Die erste Schau – jene im Vorarlberg Museum – wurde am gestrigen Abend eröffnet. Das große Atrium erweist sich als idealer Ort für eine Präsentation, in der die auf Plexiglas aufgezogenen Kirchenfensterfotografien vor neutralem Hintergrund eine enorme Wirkung erzielen. Zu ebener Erd und in jedem Stockwerk bietet sich dem Betrachter ein neuer Einblick, der Zugänge zu Details eröffnet, die im eigentlichen Umfeld oft schwer zu entdecken sind. Ein Vergleich mit einem Tattoo, den Rudolf Sagmeister einwirft, mag weit hergeholt sein, bei genauer Betrachtung eines Fensters mit einer Nepomuk-Darstellung in Doren erhellt sich seine Bemerkung. Die floralen Muster, die sich schwarz umrandet abzeichnen, könnten in der Tat Motivvorlagen für die Kunst auf der Haut sein. Das Werk wurde um 1900 in Innsbruck als Beispiel jener Tiroler Glasmalerei geschaffen, die in Vorarlbergs Kirchen weit verbreitet ist.

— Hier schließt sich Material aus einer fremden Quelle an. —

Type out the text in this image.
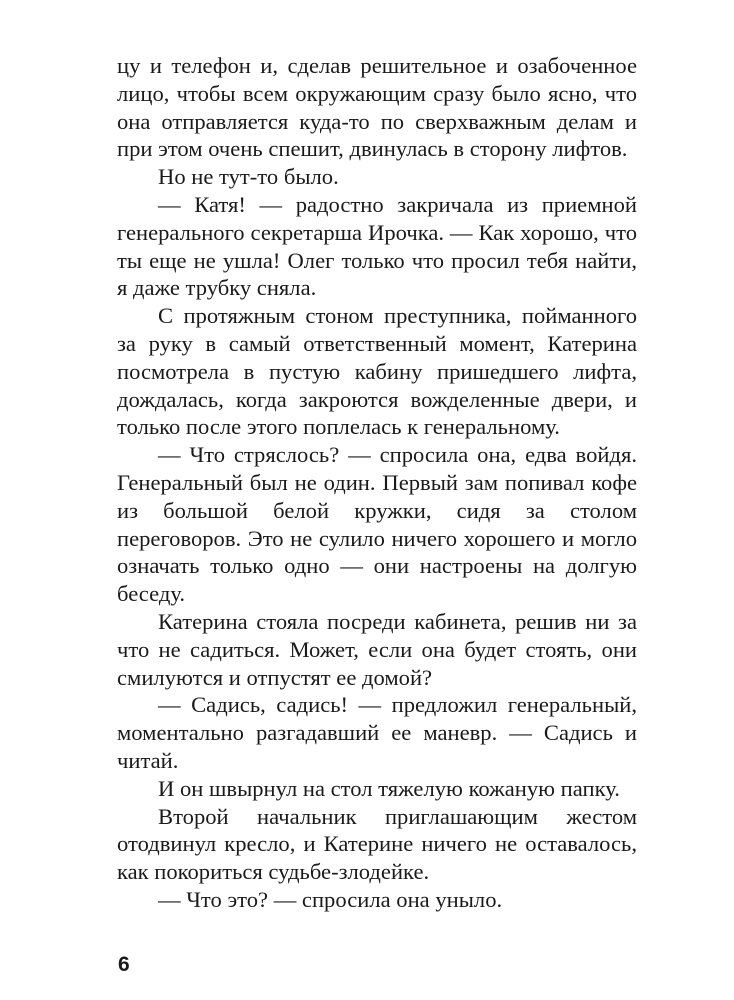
цу и телефон и, сделав решительное и озабоченное лицо, чтобы всем окружающим сразу было ясно, что она отправляется куда-то по сверхважным делам и при этом очень спешит, двинулась в сторону лифтов.

Но не тут-то было.

— Катя! — радостно закричала из приемной генерального секретарша Ирочка. — Как хорошо, что ты еще не ушла! Олег только что просил тебя найти, я даже трубку сняла.

С протяжным стоном преступника, пойманного за руку в самый ответственный момент, Катерина посмотрела в пустую кабину пришедшего лифта, дождалась, когда закроются вожделенные двери, и только после этого поплелась к генеральному.

— Что стряслось? — спросила она, едва войдя. Генеральный был не один. Первый зам попивал кофе из большой белой кружки, сидя за столом переговоров. Это не сулило ничего хорошего и могло означать только одно — они настроены на долгую беседу.

Катерина стояла посреди кабинета, решив ни за что не садиться. Может, если она будет стоять, они смилуются и отпустят ее домой?

— Садись, садись! — предложил генеральный, моментально разгадавший ее маневр. — Садись и читай.

И он швырнул на стол тяжелую кожаную папку.

Второй начальник приглашающим жестом отодвинул кресло, и Катерине ничего не оставалось, как покориться судьбе-злодейке.

— Что это? — спросила она уныло.

6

Volksfrömmigkeit und Tugenden galt es zu betonen, neben den jeweiligen Kirchenheiligen und biblischen Szenen scheint oftmals die heilige Familie auf, gerne auch mit Tätigkeiten beschäftigt, die den Wert der Arbeit vermitteln sollen.

Politik

Ein spezielles Beispiel für die Geschichte Vorarlbergs stellt sich in der Pfarrkirche in Wolfurt dar. Bekanntermaßen trat die katholische Kirche nicht grundsätzlich als Gegner des Nationalsozialismus auf, man hatte sich vielmehr mit den Machthabern arrangiert. Regional regte sich aber Widerstand, der sich auch in Kirchenfenstern manifestiert. So wurden in der Pfarrkirche in Wolfurt im Jahr 1938 – gerade noch rechtzeitig vor dem Anschluss Österreichs an Hitlerdeutschland und der damit verbundenen Auflösung von nicht regimegerechten Vereinigungen – neue Fenster eingebaut und mit der Inschrift „Der Herr allein war ihr Führer“ versehen.

Häusle, Krcal, Fetz

Ab den 1950er-Jahren entstanden im Zuge von Kirchenneubauten und Renovierungen zahlreiche Fenster, die von Vorarlberger Künstlern entworfen und gestaltet wurden. Der berühmteste davon ist wohl Martin Häusle (1903–1966), dessen Œuvre sich quasi bei einer Fahrt durch das Land und bis ins angrenzende Ausland nachvollziehen lässt.  Einer der beeindruckendsten Zyklen befindet sich in Feldkirch-Levis, wo der Künstler für den Frieden, aber auch für den Tod und die Apokalypse eine lebendige Darstellungsweise findet und durch die Farbwahl eine enorme Leuchtkraft ermöglicht. Ein besonderes Beispiel für das Aufeinandertreffen von Realismus und Abstraktion befindet sich auch in der Herz-Jesu-Kirche in Bregenz oder in der Pfarrkirche in Götzis. Die Auseinandersetzung mit zeitgemäßer Ausdruckskraft finden wir bei Leopold Fetz (Bregenz, Mariahilf), der bekannte Fritz Krcal schuf eine Christi-Geburt-Darstellung in der Pfarrkirche in Hohenems, und in der Bregenzer Sankt-Gebhard-Kirche ist Hubert Berchtold zu begegnen – mit der Darstellung des heiligen Heinrich. Sich auf der Plattform www.leuchtende-bilder.com aufzuhalten ist auf jeden Fall lohnend, begegnet man hier doch auch einem Fritz Pfister, der mit großer Könnerschaft vom Gegenständlichen abrückte, bevor es etwa der große Gerhard Richter im Dom von Köln tat, oder Imi Knoebel in der Kathedrale von Reims. Dass man die Gelegenheit wahrnimmt, ein umfangreiches Rahmenprogramm anzubieten, versteht sich von selbst.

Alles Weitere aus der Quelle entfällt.